La période de souscription à l’introduction en Bourse de Vicenne s’ouvre ce lundi 30 juin, au prix de 236 DH par action. BMCE Capital Global Research (BKGR) recommande d’y souscrire, estimant un potentiel d’appréciation de 27% sur la base d’un cours cible de 300 DH.
Cette recommandation s’appuie à la fois sur une valorisation jugée raisonnable, un profil de croissance soutenu et une stratégie de développement bien structurée.
Au prix proposé, le PER de 2025 ressort à 20,7x, soit un niveau conforme à la moyenne du marché.
Or, ce ratio tombe à 16,2x dès 2026, contre 19,2x pour la moyenne du marché, ce qui traduit selon BKGR un potentiel de revalorisation réel porté par la trajectoire bénéficiaire attendue.
Les analystes ont ainsi retenu une valorisation par DCF, avec un coût moyen pondéré du capital de 9,1% et un taux de croissance à l’infini de 1,5%.
Des fondamentaux financiers bien orientés
Les projections de BKGR indiquent une croissance solide à moyen terme. Le chiffre d’affaires devrait plus que doubler entre 2024 et 2030, passant de 837 MDH à 1,8 MMDH, soit une progression annuelle moyenne de 13,8%.
En parallèle, l’EBE afficherait une croissance encore plus rapide (+16,7%), avec une amélioration continue de la marge, attendue à 24,2% en 2030.
Ainsi, le résultat net consolidé progresserait de 91 MDH en 2024 à 232 MDH en 2030. Cette dynamique bénéficiaire s’accompagne d’un engagement en matière de distribution : le groupe prévoit de verser un dividende dès 2026 (au titre de 2025), avec un DPA estimé à 6,3 DH et un rendement initial de 2,7%.
Le taux de distribution moyen visé est de 50% du résultat net social sur la période 2025–2030, ce qui laisse de la place pour autofinancer la croissance.
Une IPO au service d’un projet d’expansion structuré
Une part significative des fonds levés (entre 700 MDH et 1 MMDH) sera dédiée à des acquisitions ciblées. Le groupe prévoit 2 à 3 opérations dans les 24 mois à venir, dans le cadre de sa stratégie « Buy & Build« .
Parallèlement, l’entreprise entend accélérer son expansion en Afrique de l’Ouest. Présente au Sénégal et en Côte d’Ivoire, elle compte y dupliquer son modèle intégré de guichet unique, en mobilisant des expertises techniques marocaines et en déployant des équipes locales.
Un environnement sectoriel favorable au Maroc
Cette ambition se déploie dans un contexte national très porteur.
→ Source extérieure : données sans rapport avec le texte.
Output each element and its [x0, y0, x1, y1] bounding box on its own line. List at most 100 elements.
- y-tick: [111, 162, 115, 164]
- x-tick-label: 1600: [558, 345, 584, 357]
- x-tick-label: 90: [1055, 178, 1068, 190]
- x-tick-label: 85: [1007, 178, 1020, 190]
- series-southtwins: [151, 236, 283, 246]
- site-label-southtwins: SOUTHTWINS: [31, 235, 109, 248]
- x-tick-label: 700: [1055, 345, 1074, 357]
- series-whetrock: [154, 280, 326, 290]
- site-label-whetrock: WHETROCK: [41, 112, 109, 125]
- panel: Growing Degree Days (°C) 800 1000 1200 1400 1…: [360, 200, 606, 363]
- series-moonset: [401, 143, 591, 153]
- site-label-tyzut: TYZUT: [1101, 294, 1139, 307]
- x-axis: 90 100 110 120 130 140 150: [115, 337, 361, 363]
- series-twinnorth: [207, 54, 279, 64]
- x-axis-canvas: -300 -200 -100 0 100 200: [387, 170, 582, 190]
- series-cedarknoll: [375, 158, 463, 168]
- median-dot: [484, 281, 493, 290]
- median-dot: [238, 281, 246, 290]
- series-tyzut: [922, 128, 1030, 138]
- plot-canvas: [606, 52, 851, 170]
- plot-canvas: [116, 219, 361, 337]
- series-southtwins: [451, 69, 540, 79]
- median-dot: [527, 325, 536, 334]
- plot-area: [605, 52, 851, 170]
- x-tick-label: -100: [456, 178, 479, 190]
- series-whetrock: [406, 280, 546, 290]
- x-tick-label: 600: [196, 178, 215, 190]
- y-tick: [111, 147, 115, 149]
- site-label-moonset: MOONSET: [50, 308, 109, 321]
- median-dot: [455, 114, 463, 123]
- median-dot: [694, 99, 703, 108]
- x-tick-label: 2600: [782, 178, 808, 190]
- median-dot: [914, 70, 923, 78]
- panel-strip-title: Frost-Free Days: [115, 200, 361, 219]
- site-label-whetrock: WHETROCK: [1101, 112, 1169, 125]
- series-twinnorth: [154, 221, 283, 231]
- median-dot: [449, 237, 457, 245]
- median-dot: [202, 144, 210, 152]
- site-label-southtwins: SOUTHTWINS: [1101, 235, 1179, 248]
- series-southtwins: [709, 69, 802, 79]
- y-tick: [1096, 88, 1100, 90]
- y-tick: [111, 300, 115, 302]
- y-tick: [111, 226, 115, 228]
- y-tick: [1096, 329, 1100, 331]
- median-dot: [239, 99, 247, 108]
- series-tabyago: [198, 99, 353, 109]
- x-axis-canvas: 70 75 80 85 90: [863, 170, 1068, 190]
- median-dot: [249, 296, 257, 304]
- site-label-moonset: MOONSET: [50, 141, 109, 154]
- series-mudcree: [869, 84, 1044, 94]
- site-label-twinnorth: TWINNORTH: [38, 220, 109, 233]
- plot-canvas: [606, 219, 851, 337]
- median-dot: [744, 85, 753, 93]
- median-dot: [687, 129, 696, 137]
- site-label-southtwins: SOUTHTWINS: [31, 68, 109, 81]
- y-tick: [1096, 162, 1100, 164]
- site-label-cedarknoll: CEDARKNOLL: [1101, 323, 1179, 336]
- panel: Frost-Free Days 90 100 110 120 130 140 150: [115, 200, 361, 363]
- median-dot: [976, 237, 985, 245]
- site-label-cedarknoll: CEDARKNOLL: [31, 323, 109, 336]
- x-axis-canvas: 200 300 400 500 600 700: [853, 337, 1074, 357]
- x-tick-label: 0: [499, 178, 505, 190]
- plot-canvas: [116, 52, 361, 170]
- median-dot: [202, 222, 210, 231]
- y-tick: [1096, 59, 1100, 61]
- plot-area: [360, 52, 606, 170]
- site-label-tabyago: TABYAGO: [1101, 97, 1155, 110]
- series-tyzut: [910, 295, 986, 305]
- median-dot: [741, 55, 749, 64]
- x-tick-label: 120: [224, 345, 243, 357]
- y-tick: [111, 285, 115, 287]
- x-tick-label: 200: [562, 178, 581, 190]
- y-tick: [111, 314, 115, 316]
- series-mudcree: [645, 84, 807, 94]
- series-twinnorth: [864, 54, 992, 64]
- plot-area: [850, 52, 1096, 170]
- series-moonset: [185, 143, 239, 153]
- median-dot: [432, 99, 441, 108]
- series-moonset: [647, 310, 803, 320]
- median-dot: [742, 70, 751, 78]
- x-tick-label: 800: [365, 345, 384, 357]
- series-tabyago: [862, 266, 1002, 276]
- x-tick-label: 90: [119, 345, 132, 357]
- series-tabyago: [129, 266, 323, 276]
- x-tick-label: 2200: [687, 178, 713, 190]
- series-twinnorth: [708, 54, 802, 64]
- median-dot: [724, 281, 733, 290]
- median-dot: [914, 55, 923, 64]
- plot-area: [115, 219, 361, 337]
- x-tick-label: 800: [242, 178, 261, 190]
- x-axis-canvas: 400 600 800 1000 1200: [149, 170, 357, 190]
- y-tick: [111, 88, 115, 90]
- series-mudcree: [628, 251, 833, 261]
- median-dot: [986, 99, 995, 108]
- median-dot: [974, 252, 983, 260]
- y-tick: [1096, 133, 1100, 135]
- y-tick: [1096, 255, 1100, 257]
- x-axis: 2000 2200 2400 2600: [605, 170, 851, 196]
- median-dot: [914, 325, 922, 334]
La réforme du système de santé, la généralisation de l’Assurance maladie obligatoire (AMO), la montée en charge des CHU et l’essor de l’hospitalisation privée alimentent une demande croissante en équipements, consommables et services biomédicaux.
Vicenne est particulièrement bien positionnée pour répondre à cette demande. Le groupe bénéficie de partenariats solides, parfois exclusifs, avec des fournisseurs de référence comme Philips, Elekta, Mindray ou encore Abbott.
Il propose une offre intégrée couvrant toute la chaîne de valeur : équipements lourds, dispositifs médicaux implantables, services de maintenance, gestion des déchets, et bientôt santé connectée et biotechnologies.
Une matrice SWOT équilibrée
La note de BKGR met en avant plusieurs points forts : un positionnement stratégique sur des segments à haute valeur ajoutée, une expertise technique reconnue avec plus de 70 ingénieurs biomédicaux, une structure logistique performante, et un historique de croissance rentable (+19,9% par an entre 2022 et 2024).
Ceci dit, deux faiblesses sont relevées : l’absence d’un département R&D en interne, et la dépendance à certains partenaires clés. Quant aux menaces, elles sont classiques dans ce type d’activité : intensification de la concurrence, ruptures d’approvisionnement, ou encore évolution du cadre réglementaire.
En contrepartie, les opportunités sont nombreuses : réforme du secteur de la santé, croissance du privé, développement africain et montée en puissance de la digitalisation médicale.